When hope disappeared on me, I knew I couldn’t get it back. It was gone for good and there was nothing to be done about that. At the same time though…

I couldn’t let despair take me. I just couldn’t.

Life is supposed to be binary—hope or despair, one or the other, take your pick. But when hope was utterly gone, when I had nothing left to lose, a new story started, a third way opened up…

The way of fight.

And the death of hope turned into…

A generative death.

How did this happen? I can’t tell you because the sense of fight that showed up in me came on its own. I don’t feel like I had a hand in it. Something in me rooted and muscular, something all elbows and urgency, simply refused to surrender.

I call that something…

The part of me that always loves me enough to fight for me.

And maybe this sounds a little too pat and pretty, like a pep-talk line from a spiritual promotion, but it’s not.

This is…

The hardest-working part of me.

And the gutsiest part.

And the part I count on more than any other.

I grew up in a church community that taught me to hate myself.

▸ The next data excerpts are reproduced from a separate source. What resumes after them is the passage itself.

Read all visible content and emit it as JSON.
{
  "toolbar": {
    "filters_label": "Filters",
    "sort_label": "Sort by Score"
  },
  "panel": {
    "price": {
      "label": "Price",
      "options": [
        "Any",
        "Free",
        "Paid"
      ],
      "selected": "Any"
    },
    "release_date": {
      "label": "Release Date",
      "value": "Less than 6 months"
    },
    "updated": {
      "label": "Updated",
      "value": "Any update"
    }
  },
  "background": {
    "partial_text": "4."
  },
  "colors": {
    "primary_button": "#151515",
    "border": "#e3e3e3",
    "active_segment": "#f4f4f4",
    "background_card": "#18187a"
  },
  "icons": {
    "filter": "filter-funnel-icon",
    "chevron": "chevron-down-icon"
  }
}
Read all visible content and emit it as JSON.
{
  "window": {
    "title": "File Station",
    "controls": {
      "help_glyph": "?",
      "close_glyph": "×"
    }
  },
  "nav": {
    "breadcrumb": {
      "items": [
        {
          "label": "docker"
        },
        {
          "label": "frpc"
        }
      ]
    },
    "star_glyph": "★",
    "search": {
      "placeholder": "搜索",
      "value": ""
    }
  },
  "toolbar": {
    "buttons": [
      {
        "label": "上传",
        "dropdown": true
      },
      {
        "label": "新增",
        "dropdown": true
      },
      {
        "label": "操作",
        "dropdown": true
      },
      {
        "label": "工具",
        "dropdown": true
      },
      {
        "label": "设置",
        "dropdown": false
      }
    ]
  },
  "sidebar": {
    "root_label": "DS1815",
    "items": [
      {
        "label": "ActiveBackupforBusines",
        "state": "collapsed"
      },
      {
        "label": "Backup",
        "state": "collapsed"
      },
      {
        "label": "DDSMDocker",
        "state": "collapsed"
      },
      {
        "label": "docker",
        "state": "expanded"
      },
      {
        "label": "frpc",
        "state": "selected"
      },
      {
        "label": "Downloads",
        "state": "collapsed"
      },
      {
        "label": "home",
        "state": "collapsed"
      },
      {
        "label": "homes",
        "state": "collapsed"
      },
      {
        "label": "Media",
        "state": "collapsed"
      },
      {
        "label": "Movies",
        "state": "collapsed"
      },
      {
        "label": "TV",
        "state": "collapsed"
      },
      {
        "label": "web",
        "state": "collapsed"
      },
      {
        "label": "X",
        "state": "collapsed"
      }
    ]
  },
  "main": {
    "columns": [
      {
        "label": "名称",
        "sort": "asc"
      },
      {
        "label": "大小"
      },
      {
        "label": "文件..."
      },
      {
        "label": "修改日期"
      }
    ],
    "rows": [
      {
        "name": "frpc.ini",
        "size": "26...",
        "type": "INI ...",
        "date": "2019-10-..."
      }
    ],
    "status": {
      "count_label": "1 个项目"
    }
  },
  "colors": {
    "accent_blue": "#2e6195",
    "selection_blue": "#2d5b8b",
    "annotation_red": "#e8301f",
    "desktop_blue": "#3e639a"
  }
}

So it’s been quite a long journey to find this always-part, to own it and develop it, and to put it to work guiding my life.

It’s…

The heart of my defense against despair.

And…

The heart of my post-hope activism.

At this point in my life…

I wouldn’t be me without it.

Reality says…

It’s over for us as a species.

Despair says…

If it’s over for us as a species, then it’s over for me as an individual.

Fight says…

It might be over for my species, but it’s not over for me.

Or for anyone who chooses to fight for themselves.